Dutzende Geschenke sind unter den drei opulent geschmückten Weihnachtsbäumen drapiert. Durch die zahlreichen Fenster des riesigen Saals schaut man in den von Schnee überzuckerten Garten. Ein stimmungsvoller Anblick, der den Betrachter fast vergessen lässt, wo er gerade ist - im städtischen Kinderheim der Funkestiftung.

„Weihnachten ist für mich Familie“, sagt die etwas verschüchtert wirkende 17-Jährige, die in diesem Bericht gerne Milaine genannt werden möchte. Vor zwei Jahren fand sie in einer der sechs Wohngruppen ein neues Zuhause. Sie habe einen der schönsten Räume bekommen, schön gemütlich direkt unterm Dach, erzählt sie stolz. Wie alle anderen Mädchen in ihrem Alter gibt sie ihr Taschengeld am liebsten für Klamotten aus. In ihrer Freizeit fährt sie ab und zu in den „Gelben Elefanten“, eine Diskothek in Mülheim. Oder sie nimmt die Angebote des Freizeit-Pädagogen Marco an. Billard, Eislaufen, Kanu im Sommer - langweilig wird es eigentlich nie. Warum sie hierher kam? Milaine schlägt die Augen nieder, sammelt sich. In zwei knappen Sätzen schildert sie leise ihre Vergangenheit. Der drogenabhängige Freund ihrer geschiedenen Mutter habe sie geschlagen. Dann bekam ihr Vater das Sorgerecht, mit dessen neuer Frau sie sich aber nicht verstanden habe. Nun lebt sie hier.

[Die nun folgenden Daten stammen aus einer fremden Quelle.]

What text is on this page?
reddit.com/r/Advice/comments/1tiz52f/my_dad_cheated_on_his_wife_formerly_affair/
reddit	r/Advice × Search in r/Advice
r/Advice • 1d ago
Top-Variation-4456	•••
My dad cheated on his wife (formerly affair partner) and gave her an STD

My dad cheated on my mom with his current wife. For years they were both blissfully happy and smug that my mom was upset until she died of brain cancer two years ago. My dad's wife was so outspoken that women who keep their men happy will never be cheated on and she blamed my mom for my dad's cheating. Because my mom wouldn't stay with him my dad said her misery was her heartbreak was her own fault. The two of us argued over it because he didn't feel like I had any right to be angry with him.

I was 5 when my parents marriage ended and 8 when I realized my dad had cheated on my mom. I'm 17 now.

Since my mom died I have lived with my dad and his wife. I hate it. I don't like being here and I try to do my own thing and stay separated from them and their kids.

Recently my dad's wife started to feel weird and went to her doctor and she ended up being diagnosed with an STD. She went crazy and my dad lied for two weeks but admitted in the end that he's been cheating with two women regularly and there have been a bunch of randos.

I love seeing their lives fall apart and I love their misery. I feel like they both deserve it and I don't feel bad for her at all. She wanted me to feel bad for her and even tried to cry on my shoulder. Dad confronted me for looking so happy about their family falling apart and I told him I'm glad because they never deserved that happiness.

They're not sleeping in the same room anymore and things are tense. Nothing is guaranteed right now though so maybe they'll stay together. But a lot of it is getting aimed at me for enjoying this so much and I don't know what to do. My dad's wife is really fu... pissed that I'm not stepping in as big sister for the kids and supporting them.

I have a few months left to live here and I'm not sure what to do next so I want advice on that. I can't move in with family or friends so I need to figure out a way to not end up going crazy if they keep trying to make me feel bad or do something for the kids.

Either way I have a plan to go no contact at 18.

„Jedem Kind stehen von der Stadt 40 Euro für Geschenke zu“

Es ist eines von vielen Schicksalen, denen sich Heimleiter Hermann Hammersen und sein Team annehmen. Rund 50 Kinder und Jugendliche zwischen acht und 18 Jahren leben in dem Kinderheim, jeder Einzelne von ihnen mit seiner eigenen, leidvollen Geschichte. Die kocht im Kinderheim immer wieder hoch: „Die Narben auf den Seelen bringen Verhaltensauffälligkeiten mit sich“, sagt Hermann Hammersen. Um den Alltag zu erleichten, sollen die kleinen Wohngruppen „familienähnliche Verhältnisse“ schaffen. Zu Weihnachten verbringt ein Großteil der Kinder und Jugendlichen die Zeit aber zu Hause. Milaine freut sich schon darauf, dass „alle wieder zusammenkommen“. Am ersten Weihnachtstag ist sie mit ihrer Mutter bei der Oma, den zweiten verbringt sie bei Papa. Ihre Mutter habe aus den Fehlern gelernt, sich von ihrem Lebensgefährten getrennt. Deswegen stehen die Chancen nicht schlecht, dass Milaine nächstes Jahr wieder zu ihr zurückziehen kann.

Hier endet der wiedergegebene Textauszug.